JPMorgan Chase Earns $1.28 Per Share

JPMorgan Chase ($JPM) just reported Q1 earnings of $1.28 per share. Wall Street was expecting $1.16 per share. I said I was expecting $1.24 per share.

I have to explain something about bank earnings. When a bank calculates its profits, it has to estimate how many of its loans will turn out to be bad. That’s not so easy. If they over-estimate, then they need more loan loss reserves and that will decrease their current profit.

What we’ve been seeing from JPM is that they’ve been decreasing their loan loss reserves thanks to improvements in their assets. This is often criticized as somehow manipulating their bottom line. It’s not. This is how banking works. Unless you’re able to predict with perfect accuracy, you’re going to have to add or delete loan loss reserves.

J.P. Morgan Chase & Co.’s first-quarter profit jumped 67% as it set aside less for potential loan losses and revenue fell less than expected.

The first big bank reporting results, J.P. Morgan has seen earnings surge in recent quarters, largely because improving asset quality has led it to set aside less to cover loan losses. It has said loans are growing, and in the fourth quarter the bank saw revenue climb from year-earlier levels at operations tied to both Wall Street and Main Street.

In the latest period, the investment-banking arm’s profit slid 4.1% as net revenue dipped 1%. The retail financial-services business’ loss widened as revenue dropped 19%.

The company’s bottom line again benefited from it setting aside sharply less to cover potential loan losses. Many banks have seen lower reserves boost earnings amid signs of credit improvement. Credit-loss provisions were $1.17 billion, down from $7.01 billion a year earlier and $3.04 billion in the prior quarter.

J.P. Morgan reported a profit of $5.56 billion, or $1.28 a share, up from $3.33 billion, or 74 cents a share, a year earlier.
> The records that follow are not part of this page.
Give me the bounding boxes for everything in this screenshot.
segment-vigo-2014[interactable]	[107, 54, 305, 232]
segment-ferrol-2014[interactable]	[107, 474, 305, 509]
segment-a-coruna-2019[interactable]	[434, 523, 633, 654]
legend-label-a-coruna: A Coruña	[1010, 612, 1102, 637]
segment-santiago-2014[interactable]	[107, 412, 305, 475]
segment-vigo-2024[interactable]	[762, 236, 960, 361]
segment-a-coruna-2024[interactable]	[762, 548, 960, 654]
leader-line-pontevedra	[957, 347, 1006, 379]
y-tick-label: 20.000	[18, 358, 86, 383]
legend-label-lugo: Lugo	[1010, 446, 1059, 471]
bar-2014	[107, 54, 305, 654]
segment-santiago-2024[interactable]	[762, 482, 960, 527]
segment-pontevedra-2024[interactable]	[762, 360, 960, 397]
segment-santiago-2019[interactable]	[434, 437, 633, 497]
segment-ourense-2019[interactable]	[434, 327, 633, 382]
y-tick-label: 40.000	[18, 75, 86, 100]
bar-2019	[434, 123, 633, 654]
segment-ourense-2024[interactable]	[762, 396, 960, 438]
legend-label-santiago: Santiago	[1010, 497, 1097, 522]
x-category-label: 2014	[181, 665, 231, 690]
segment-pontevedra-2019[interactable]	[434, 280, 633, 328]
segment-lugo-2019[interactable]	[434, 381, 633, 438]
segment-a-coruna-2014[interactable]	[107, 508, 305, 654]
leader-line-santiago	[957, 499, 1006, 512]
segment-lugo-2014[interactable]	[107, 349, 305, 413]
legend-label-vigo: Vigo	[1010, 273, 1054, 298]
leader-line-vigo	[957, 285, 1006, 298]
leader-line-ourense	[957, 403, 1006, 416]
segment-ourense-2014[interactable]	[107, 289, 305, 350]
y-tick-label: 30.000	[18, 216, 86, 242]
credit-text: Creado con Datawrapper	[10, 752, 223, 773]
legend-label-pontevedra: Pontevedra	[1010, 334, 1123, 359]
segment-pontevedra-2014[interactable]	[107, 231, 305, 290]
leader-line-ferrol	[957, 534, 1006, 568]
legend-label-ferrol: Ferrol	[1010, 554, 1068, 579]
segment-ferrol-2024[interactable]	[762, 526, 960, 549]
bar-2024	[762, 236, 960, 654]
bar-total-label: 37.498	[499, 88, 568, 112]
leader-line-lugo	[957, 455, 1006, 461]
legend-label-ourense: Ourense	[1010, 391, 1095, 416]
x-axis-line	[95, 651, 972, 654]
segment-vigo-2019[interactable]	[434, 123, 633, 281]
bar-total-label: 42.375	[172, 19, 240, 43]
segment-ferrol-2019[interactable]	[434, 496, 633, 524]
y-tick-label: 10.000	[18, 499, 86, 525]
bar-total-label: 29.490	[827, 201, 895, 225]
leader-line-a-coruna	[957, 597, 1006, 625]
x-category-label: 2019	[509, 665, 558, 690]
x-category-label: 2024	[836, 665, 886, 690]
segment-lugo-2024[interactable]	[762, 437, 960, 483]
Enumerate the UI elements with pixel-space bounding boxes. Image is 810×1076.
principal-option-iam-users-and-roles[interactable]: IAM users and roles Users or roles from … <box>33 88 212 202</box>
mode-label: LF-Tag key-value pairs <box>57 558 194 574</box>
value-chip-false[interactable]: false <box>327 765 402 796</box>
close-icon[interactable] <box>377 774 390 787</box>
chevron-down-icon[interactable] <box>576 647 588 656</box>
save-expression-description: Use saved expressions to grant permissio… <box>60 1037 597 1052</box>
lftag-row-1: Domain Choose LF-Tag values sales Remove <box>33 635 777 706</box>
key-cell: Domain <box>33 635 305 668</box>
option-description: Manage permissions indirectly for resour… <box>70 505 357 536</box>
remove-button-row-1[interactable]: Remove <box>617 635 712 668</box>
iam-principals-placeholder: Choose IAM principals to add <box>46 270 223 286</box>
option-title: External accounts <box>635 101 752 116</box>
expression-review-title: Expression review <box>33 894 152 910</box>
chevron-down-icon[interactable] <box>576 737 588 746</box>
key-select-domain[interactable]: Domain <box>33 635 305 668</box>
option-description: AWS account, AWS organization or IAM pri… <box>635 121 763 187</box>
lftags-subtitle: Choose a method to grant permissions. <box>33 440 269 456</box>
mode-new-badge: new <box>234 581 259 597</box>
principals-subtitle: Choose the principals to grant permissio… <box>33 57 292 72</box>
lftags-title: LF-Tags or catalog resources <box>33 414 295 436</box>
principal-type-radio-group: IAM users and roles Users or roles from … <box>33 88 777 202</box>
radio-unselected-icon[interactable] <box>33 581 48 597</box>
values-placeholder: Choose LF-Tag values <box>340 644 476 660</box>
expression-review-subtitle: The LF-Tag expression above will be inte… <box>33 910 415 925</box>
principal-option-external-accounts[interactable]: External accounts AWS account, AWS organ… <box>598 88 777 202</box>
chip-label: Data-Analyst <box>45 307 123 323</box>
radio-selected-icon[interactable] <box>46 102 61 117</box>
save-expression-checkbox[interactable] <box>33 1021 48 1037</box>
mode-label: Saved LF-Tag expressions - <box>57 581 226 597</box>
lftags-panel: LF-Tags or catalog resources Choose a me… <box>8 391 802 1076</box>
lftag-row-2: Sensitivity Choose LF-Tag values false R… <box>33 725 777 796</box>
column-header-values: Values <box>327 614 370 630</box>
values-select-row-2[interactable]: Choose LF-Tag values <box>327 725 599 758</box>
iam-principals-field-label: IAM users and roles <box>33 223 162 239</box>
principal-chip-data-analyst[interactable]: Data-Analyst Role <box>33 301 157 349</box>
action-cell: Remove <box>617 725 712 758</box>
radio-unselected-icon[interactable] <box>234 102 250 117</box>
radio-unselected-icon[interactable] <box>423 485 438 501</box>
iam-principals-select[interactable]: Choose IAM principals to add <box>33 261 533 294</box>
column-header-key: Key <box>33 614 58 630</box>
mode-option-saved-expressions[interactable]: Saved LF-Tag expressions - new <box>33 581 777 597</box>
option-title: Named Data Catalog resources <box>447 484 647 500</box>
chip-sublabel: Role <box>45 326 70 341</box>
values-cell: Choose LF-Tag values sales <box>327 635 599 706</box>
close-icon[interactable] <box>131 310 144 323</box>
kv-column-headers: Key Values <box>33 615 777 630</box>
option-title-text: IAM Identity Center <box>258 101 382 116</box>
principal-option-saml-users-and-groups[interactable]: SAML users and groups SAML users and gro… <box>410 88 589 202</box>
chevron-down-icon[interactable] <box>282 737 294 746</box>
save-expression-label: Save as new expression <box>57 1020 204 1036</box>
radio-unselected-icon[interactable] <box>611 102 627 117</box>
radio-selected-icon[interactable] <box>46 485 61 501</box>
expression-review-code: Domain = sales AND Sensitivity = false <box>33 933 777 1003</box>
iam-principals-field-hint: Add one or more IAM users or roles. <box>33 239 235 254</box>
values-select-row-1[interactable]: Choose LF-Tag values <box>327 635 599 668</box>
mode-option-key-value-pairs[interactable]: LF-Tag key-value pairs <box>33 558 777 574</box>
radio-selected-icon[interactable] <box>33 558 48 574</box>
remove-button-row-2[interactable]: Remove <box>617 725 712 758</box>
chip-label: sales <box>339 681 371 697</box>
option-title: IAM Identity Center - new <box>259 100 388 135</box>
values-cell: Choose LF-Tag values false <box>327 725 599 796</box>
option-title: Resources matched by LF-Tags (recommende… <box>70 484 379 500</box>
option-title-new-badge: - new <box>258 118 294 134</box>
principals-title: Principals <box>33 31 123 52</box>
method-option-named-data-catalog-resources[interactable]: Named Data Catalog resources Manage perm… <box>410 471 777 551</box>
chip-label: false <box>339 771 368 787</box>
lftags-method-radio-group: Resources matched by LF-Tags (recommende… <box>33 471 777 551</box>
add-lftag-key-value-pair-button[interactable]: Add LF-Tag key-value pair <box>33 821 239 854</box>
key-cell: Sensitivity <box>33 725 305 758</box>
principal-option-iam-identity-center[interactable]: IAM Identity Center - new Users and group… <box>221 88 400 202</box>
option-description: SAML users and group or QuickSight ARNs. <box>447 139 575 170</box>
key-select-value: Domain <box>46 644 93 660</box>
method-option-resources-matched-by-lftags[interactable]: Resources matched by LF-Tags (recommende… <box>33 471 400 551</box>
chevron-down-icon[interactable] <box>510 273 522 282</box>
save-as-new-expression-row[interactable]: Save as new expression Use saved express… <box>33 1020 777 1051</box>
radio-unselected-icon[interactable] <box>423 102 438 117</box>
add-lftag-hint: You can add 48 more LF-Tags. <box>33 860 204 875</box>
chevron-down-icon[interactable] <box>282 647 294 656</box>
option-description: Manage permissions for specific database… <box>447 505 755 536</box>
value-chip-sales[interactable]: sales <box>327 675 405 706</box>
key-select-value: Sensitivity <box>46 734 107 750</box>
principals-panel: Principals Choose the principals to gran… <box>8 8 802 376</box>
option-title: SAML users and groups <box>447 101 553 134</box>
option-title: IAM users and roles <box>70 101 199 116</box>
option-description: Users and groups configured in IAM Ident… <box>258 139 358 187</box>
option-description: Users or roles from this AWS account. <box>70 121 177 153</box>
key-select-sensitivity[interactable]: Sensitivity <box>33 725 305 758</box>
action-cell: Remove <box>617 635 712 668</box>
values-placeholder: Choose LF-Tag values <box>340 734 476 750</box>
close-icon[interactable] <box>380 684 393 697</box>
The latest period included a net three cents in gains as a benefit from reduced credit-card loan loss reserves more than offset the impact of mortgage servicing rights asset adjustment and estimated expense of foreclosure-related matters.

Revenue on a managed basis, which excludes the impact of credit-card securitizations and is on a tax-equivalent basis, slid 8.5% to $25.79 billion.

Analysts polled by Thomson Reuters had most recently predicted earnings of $1.16 on $25.27 billion in revenue.

“The firm’s results reflected a strong quarter across the investment bank and solid performance from card services, commercial banking, treasury & securities services, and asset management,” Chief Executive James Dimon said.